To Casper, housekeeping issues can lead to a number of injuries and near misses. In order to effectively address the safety aspect of housekeeping, it is important to “get under the hood” of what is going on behind the cause of housekeeping concerns, to ensure that standards are truly being met. In addition, operations should work to create processes for analyzing near misses, as well as conduct audits of the practices or mistakes that led to the near miss. All of these endeavors work toward an ultimate goal of operating under a culture of safety.

Casper says housekeeping telegraphs an obligation to employees to think for themselves. “This includes thinking about exceeding the standards and taking care of the little things,” he says.

He offers a parallel between housekeeping at aggregate operations and former New York City mayor Rudy Giuliani’s crime-fighting efforts. “When Giuliani was elected mayor of New York City, he said he would go after crime by first attacking the little crimes — for example, the ‘squeegee’ people,” Casper says. “His theory was that by going after the little crimes, the big crimes would follow. It seems counterintuitive, but the data showed he was right.”

The same holds true when making an effort to address the “minor” aggregates housekeeping issues, says Casper. “If you take care to address the smaller things, the larger things will follow. And that will lead to better compliance overall with MSHA standards and a safer overall operation,” he explains.

 

 

Mark Rock

 

“Housekeeping, to the outside observer — whether he or she is a customer or an MSHA inspector — is a good indicator of where a company is in respect to safety,” says Mark Rock, vice president risk management for CalPortland Co.

That said, CalPortland works hard to tie housekeeping in with its extensive safety regimen, which has made some groundbreaking progress with MSHA.

According to Rock, CalPortland approached and formed a partnership with the Western District of MSHA in 2006, with a goal of creating better understanding between the two entities. “MSHA came up with criteria that it wanted in our agreement, and we were able to come up with our own agreement criteria,” Rock explains. “There was give and take, and, in October 2006, we had a formal, structured agreement.”

With the agreement in place, Rock says, MSHA holds CalPortland to a higher standard than usual, but MSHA also is part of the solution to reaching that standard. “We wanted to be able to meet on issues and collectively solve them,” he says.

Since that time, the increased rapport with MSHA has been nothing short of incredible, Rock says.
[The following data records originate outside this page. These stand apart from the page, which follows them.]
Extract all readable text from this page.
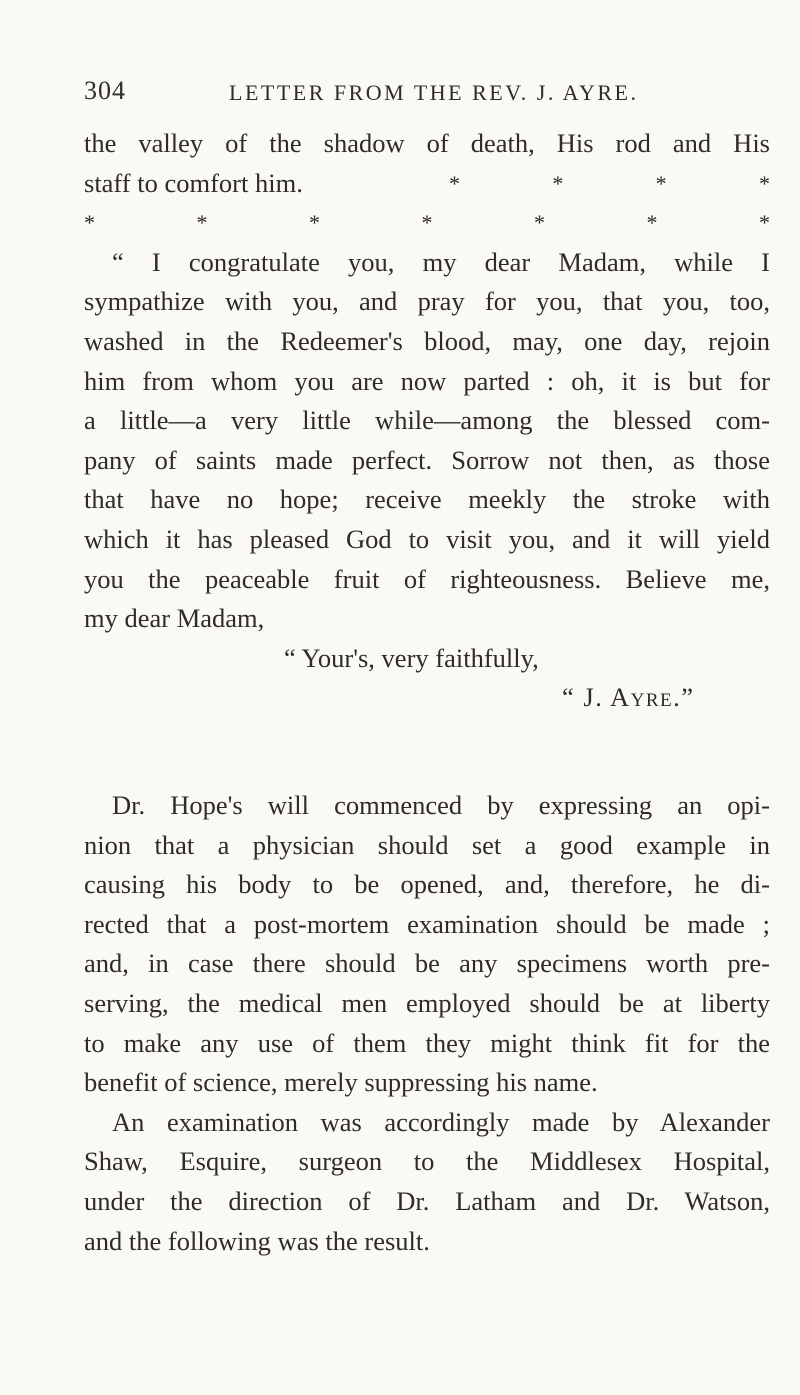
304	LETTER FROM THE REV. J. AYRE.
the valley of the shadow of death, His rod and His
staff to comfort him.	*	*	*	*
*	*	*	*	*	*	*
“ I congratulate you, my dear Madam, while I
sympathize with you, and pray for you, that you, too,
washed in the Redeemer's blood, may, one day, rejoin
him from whom you are now parted : oh, it is but for
a little—a very little while—among the blessed com-
pany of saints made perfect. Sorrow not then, as those
that have no hope; receive meekly the stroke with
which it has pleased God to visit you, and it will yield
you the peaceable fruit of righteousness. Believe me,
my dear Madam,
“ Your's, very faithfully,
“ J. Ayre.”
Dr. Hope's will commenced by expressing an opi-
nion that a physician should set a good example in
causing his body to be opened, and, therefore, he di-
rected that a post-mortem examination should be made ;
and, in case there should be any specimens worth pre-
serving, the medical men employed should be at liberty
to make any use of them they might think fit for the
benefit of science, merely suppressing his name.
An examination was accordingly made by Alexander
Shaw, Esquire, surgeon to the Middlesex Hospital,
under the direction of Dr. Latham and Dr. Watson,
and the following was the result.
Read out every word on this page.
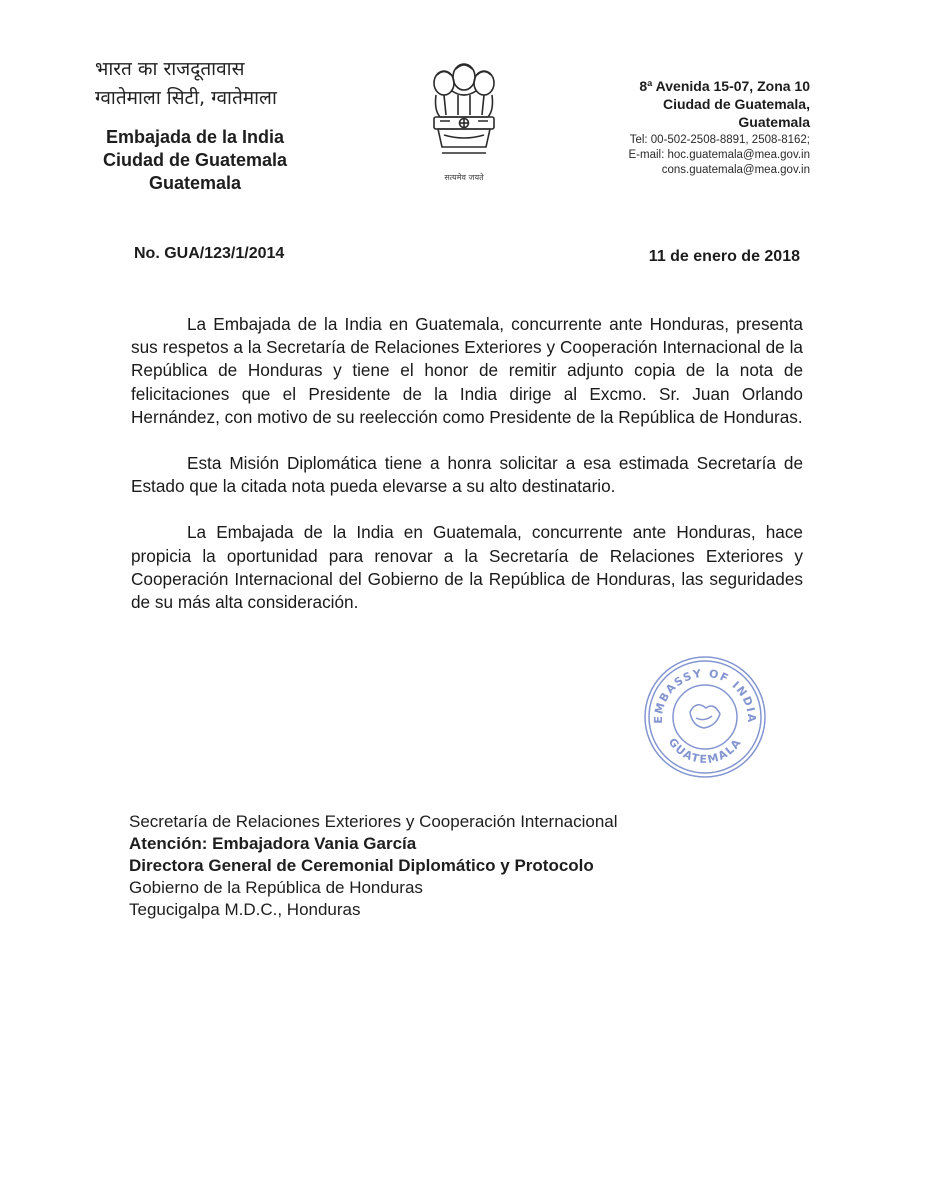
भारत का राजदूतावास
ग्वातेमाला सिटी, ग्वातेमाला
Embajada de la India
Ciudad de Guatemala
Guatemala	सत्यमेव जयते
8ª Avenida 15-07, Zona 10
Ciudad de Guatemala,
Guatemala
Tel: 00-502-2508-8891, 2508-8162;
E-mail: hoc.guatemala@mea.gov.in
cons.guatemala@mea.gov.in
No. GUA/123/1/2014	11 de enero de 2018

La Embajada de la India en Guatemala, concurrente ante Honduras, presenta sus respetos a la Secretaría de Relaciones Exteriores y Cooperación Internacional de la República de Honduras y tiene el honor de remitir adjunto copia de la nota de felicitaciones que el Presidente de la India dirige al Excmo. Sr. Juan Orlando Hernández, con motivo de su reelección como Presidente de la República de Honduras.

Esta Misión Diplomática tiene a honra solicitar a esa estimada Secretaría de Estado que la citada nota pueda elevarse a su alto destinatario.

La Embajada de la India en Guatemala, concurrente ante Honduras, hace propicia la oportunidad para renovar a la Secretaría de Relaciones Exteriores y Cooperación Internacional del Gobierno de la República de Honduras, las seguridades de su más alta consideración.

EMBASSY OF INDIA
GUATEMALA
Secretaría de Relaciones Exteriores y Cooperación Internacional
Atención: Embajadora Vania García
Directora General de Ceremonial Diplomático y Protocolo
Gobierno de la República de Honduras
Tegucigalpa M.D.C., Honduras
Inspectors know they will be treated with respect and will get cooperation from personnel at CalPortland sites. And in return, they are a great resource for best practices. “We can pick up the phone and call them. It’s an incredible benefit,” he adds.

The partnership does not mean CalPortland doesn’t receive citations, and it doesn’t mean the company won’t contest them, if necessary. “But without this partnership, I don’t think we could be as good as we are in respect to employee safety,” Rock notes.